RIPTON — It’s the year of the protester, according to “Time” magazine, and Ripton’s Bill McKibben fits the bill. So well, in fact, that he made it onto the “People Who Mattered” list in the magazine’s annual year-in-review issue.
“It really puts it into perspective when you have Osama Bin Laden listed two places away,” joked McKibben, a writer, environmental activist and scholar-in-residence at Middlebury College. He shares the spotlight in the list announced last week with the likes of acquitted murder suspect Casey Anthony, the web activism group Anonymous, Congresswoman and Republican presidential hopeful Michele Bachmann and pop superstar Adele.
But, McKibben stressed, it’s not his accomplishments exclusively that landed him in the national media this year: it’s everyone who participated in the actions coordinated by environmental group 350.org, which he co-founded with students at Middlebury College.
“I’m not in there for individual accomplishments,” said McKibben. “It’s the recognition of a movement that’s started over this past year.”
Members of the group catapulted into the media spotlight in August with demonstrations and arrests in Washington, D.C., as they urged President Obama to kill the proposed Keystone XL pipeline project.
The project, which would move unrefined oil extracted from the tar sands of Alberta, Canada, down to Texas, is being touted as a source of jobs and domestic energy by its proponents, but as a climate nightmare by its opponents.
Shortly after the demonstrations that culminated in protesters five-deep surrounding the White House early in November — in what McKibben says was the largest civil disobedience action in 30 years — Obama took action.

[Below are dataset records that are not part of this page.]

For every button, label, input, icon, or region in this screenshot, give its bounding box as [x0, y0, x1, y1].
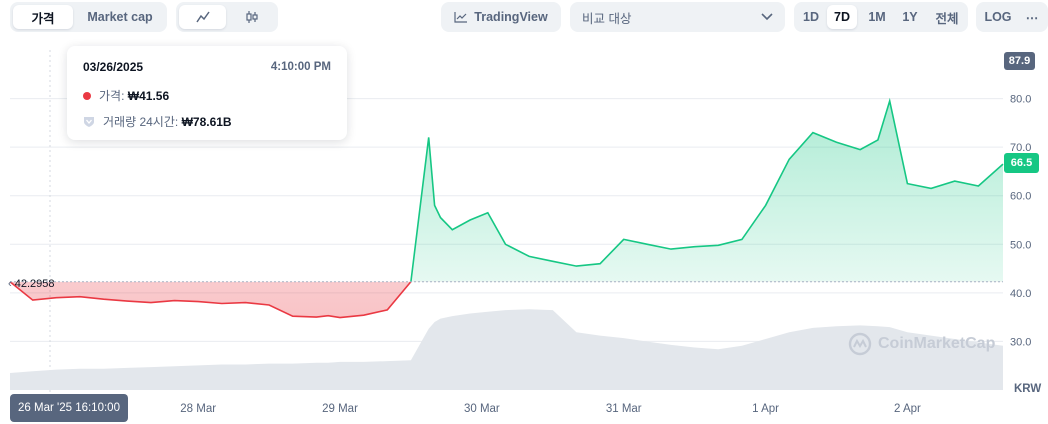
candlestick-icon — [245, 11, 258, 23]
tradingview-label: TradingView — [474, 10, 548, 24]
price-area — [9, 97, 1004, 319]
price-line-down — [9, 281, 412, 319]
line-chart-button[interactable] — [179, 5, 226, 29]
range-1m[interactable]: 1M — [868, 10, 886, 24]
volume-area — [10, 309, 1003, 390]
tooltip-time: 4:10:00 PM — [270, 61, 331, 73]
log-scale-button[interactable]: LOG — [984, 10, 1012, 24]
line-chart-icon — [195, 11, 210, 23]
tab-market-cap[interactable]: Market cap — [87, 10, 153, 24]
baseline-value: 42.2958 — [14, 278, 55, 290]
tooltip-volume-label: 거래량 24시간: — [103, 115, 179, 129]
price-dot-icon — [83, 91, 91, 100]
hover-tooltip: 03/26/2025 4:10:00 PM 가격: ₩41.56 거래량 24시… — [67, 46, 347, 140]
y-tick-label: 80.0 — [1010, 94, 1031, 106]
y-axis: 30.0 40.0 50.0 60.0 70.0 80.0 — [1010, 94, 1031, 349]
currency-label: KRW — [1014, 383, 1042, 395]
more-options-button[interactable]: ⋯ — [1025, 10, 1039, 25]
x-tick-label: 29 Mar — [322, 403, 358, 415]
range-1y[interactable]: 1Y — [902, 10, 918, 24]
range-7d[interactable]: 7D — [827, 5, 857, 29]
scale-switcher: LOG ⋯ — [976, 2, 1048, 32]
x-tick-label: 1 Apr — [752, 403, 779, 415]
volume-shield-icon — [84, 116, 94, 127]
hover-date-pill: 26 Mar '25 16:10:00 — [10, 394, 128, 422]
x-tick-label: 2 Apr — [894, 403, 921, 415]
max-price-tag: 87.9 — [1004, 52, 1035, 70]
tradingview-button[interactable]: TradingView — [441, 2, 561, 32]
price-area-down — [10, 281, 411, 318]
tooltip-price-value: ₩41.56 — [127, 89, 170, 103]
chevron-down-icon — [761, 13, 773, 21]
tradingview-chart-icon — [454, 12, 468, 23]
y-tick-label: 50.0 — [1010, 239, 1031, 251]
baseline-label: ‹ 42.2958 — [8, 278, 55, 290]
price-chart: 30.0 40.0 50.0 60.0 70.0 80.0 28 Mar 29 Mar 30 … — [9, 50, 1031, 415]
compare-placeholder: 비교 대상 — [582, 11, 632, 26]
chart-style-switcher — [176, 2, 278, 32]
watermark-text: CoinMarketCap — [878, 335, 996, 352]
view-switcher: 가격 Market cap — [10, 2, 167, 32]
y-tick-label: 40.0 — [1010, 288, 1031, 300]
range-1d[interactable]: 1D — [803, 10, 819, 24]
price-area-up — [10, 101, 1003, 282]
candlestick-button[interactable] — [228, 5, 275, 29]
chart-toolbar: 가격 Market cap TradingView 비교 대상 1D 7D 1M… — [0, 0, 1048, 36]
price-line-up — [9, 97, 1004, 282]
y-tick-label: 70.0 — [1010, 142, 1031, 154]
compare-select[interactable]: 비교 대상 — [570, 2, 785, 32]
x-tick-label: 28 Mar — [180, 403, 216, 415]
x-axis: 28 Mar 29 Mar 30 Mar 31 Mar 1 Apr 2 Apr — [180, 403, 921, 415]
tooltip-volume-value: ₩78.61B — [181, 115, 232, 129]
x-tick-label: 30 Mar — [464, 403, 500, 415]
coinmarketcap-watermark: CoinMarketCap — [848, 332, 995, 356]
range-all[interactable]: 전체 — [935, 11, 959, 26]
tooltip-price-label: 가격: — [99, 89, 125, 103]
coinmarketcap-logo-icon — [848, 332, 872, 356]
tab-price[interactable]: 가격 — [13, 5, 73, 29]
current-price-tag: 66.5 — [1004, 153, 1039, 173]
tooltip-date: 03/26/2025 — [83, 60, 144, 74]
x-tick-label: 31 Mar — [606, 403, 642, 415]
y-tick-label: 60.0 — [1010, 191, 1031, 203]
volume-shape — [10, 309, 1003, 390]
y-tick-label: 30.0 — [1010, 336, 1031, 348]
range-switcher: 1D 7D 1M 1Y 전체 — [794, 2, 968, 32]
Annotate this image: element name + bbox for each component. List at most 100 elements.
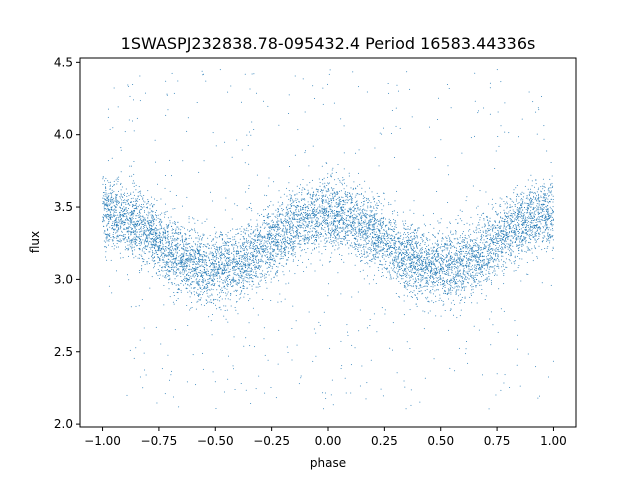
data-point	[280, 234, 282, 236]
data-point	[535, 183, 537, 185]
data-point	[452, 233, 454, 235]
data-point	[264, 262, 266, 264]
data-point	[503, 283, 505, 285]
data-point	[335, 226, 337, 228]
data-point	[107, 235, 109, 237]
data-point	[530, 216, 532, 218]
data-point	[450, 291, 452, 293]
data-point	[142, 239, 144, 241]
data-point	[453, 273, 455, 275]
data-point	[335, 217, 337, 219]
data-point	[202, 352, 204, 354]
data-point	[545, 251, 547, 253]
data-point	[161, 252, 163, 254]
data-point	[174, 240, 176, 242]
data-point	[263, 327, 265, 329]
data-point	[206, 268, 208, 270]
data-point	[179, 272, 181, 274]
data-point	[265, 263, 267, 265]
data-point	[520, 228, 522, 230]
data-point	[504, 203, 506, 205]
data-point	[214, 275, 216, 277]
data-point	[253, 249, 255, 251]
data-point	[295, 214, 297, 216]
data-point	[348, 240, 350, 241]
data-point	[279, 258, 281, 260]
data-point	[214, 381, 216, 383]
data-point	[373, 216, 375, 218]
data-point	[466, 238, 468, 240]
data-point	[544, 197, 546, 199]
data-point	[312, 209, 314, 211]
data-point	[503, 274, 505, 276]
data-point	[538, 226, 540, 227]
data-point	[141, 248, 143, 250]
data-point	[201, 264, 203, 266]
data-point	[105, 188, 107, 190]
data-point	[139, 244, 141, 246]
data-point	[190, 275, 192, 277]
data-point	[550, 192, 552, 194]
data-point	[331, 172, 333, 174]
data-point	[219, 69, 221, 71]
data-point	[382, 255, 384, 256]
data-point	[420, 252, 422, 254]
data-point	[533, 224, 535, 226]
data-point	[269, 205, 271, 207]
data-point	[102, 218, 104, 220]
data-point	[365, 223, 367, 225]
data-point	[139, 236, 141, 238]
data-point	[476, 250, 478, 252]
data-point	[366, 213, 368, 215]
data-point	[216, 277, 218, 279]
data-point	[173, 267, 175, 269]
data-point	[144, 225, 146, 227]
data-point	[438, 299, 440, 301]
data-point	[149, 212, 151, 214]
data-point	[499, 204, 501, 206]
data-point	[354, 264, 356, 266]
data-point	[267, 258, 269, 260]
data-point	[411, 296, 413, 298]
data-point	[219, 255, 221, 257]
data-point	[141, 195, 143, 197]
data-point	[512, 237, 514, 239]
data-point	[143, 230, 145, 232]
data-point	[227, 265, 229, 267]
data-point	[129, 212, 131, 214]
data-point	[388, 222, 390, 224]
data-point	[498, 267, 500, 269]
data-point	[143, 259, 145, 261]
data-point	[524, 240, 526, 242]
data-point	[484, 225, 486, 227]
data-point	[538, 209, 540, 211]
data-point	[155, 237, 157, 239]
data-point	[219, 235, 221, 237]
data-point	[523, 218, 525, 220]
data-point	[538, 201, 540, 203]
data-point	[292, 225, 294, 227]
data-point	[285, 219, 287, 221]
data-point	[236, 228, 238, 230]
data-point	[112, 243, 114, 245]
data-point	[201, 275, 203, 277]
data-point	[475, 275, 477, 277]
data-point	[262, 245, 264, 247]
data-point	[330, 204, 332, 206]
data-point	[458, 289, 460, 291]
data-point	[537, 218, 539, 220]
data-point	[270, 242, 272, 244]
data-point	[175, 249, 177, 251]
data-point	[352, 221, 354, 223]
data-point	[184, 277, 186, 279]
data-point	[459, 262, 461, 264]
data-point	[166, 237, 168, 239]
data-point	[359, 237, 361, 239]
data-point	[235, 229, 237, 231]
data-point	[300, 250, 302, 252]
data-point	[291, 229, 293, 231]
data-point	[246, 241, 248, 243]
data-point	[248, 188, 250, 190]
data-point	[324, 230, 326, 232]
data-point	[124, 249, 126, 251]
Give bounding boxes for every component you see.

Though he did not kill the issue, he postponed his decision on it until 2013, after the coming elections.
In recent days, however, the project has resurfaced, both amid budget discussions in Congress and among the Republican candidates for president. House Speaker John Boehner has pledged to tie the issue onto a bill that would extend payroll tax cuts, and during last Thursday’s Republican debate, frontrunner Newt Gingrich admonished the Obama administration for holding up the “creation of 20,000 jobs” and the payroll tax cut to protect the “left-wing environmental extremists in San Francisco.”
McKibben said last week that far more than U.S. jobs are at stake: it’s the future of the world’s climate, coming in a year when humans pumped unprecedented amounts of carbon dioxide into the atmosphere.
“When (NASA’s James Hansen) the foremost climatologist in the world says, ‘Tap heavily into the tar sands and it’s essentially game over for the climate,’ that doesn’t leave much room for equivocating,” McKibben said.
He said it’s anybody’s guess what will happen with the Keystone pipeline, but that the voice of 350.org has been heard, and has raised the issue into the eyes of the public.
“It’s very hard for any of us as individuals to make a significant dent in this problem — we’re always up against the financial power of the fossil fuels industry,” said McKibben. We’re going to have to find other currencies to work in.”
Those currencies, he said, are spirit, passion, creativity and even bodies. More than 1,000 people were arrested while protesting the Keystone pipeline earlier this year.
More recently, Occupy Wall Street movements around the country have made their voices heard. McKibben said he’s visited nine Occupy encampments to speak and join in the protests.
“Wall Street’s been occupying the atmosphere for the past 30 years, and now someone else is,” said McKibben.
Accordingly, 350.org’s focus over the next year will likely move to what McKibben sees as the core of the issue: the role of the corporation in U.S. politics.
“Environmentalists never win any permanent victories. The most we win are temporary victories,” he said. “We’ll do our best to keep fighting the Tar Sands, but also to move on to these root questions of corporate power.”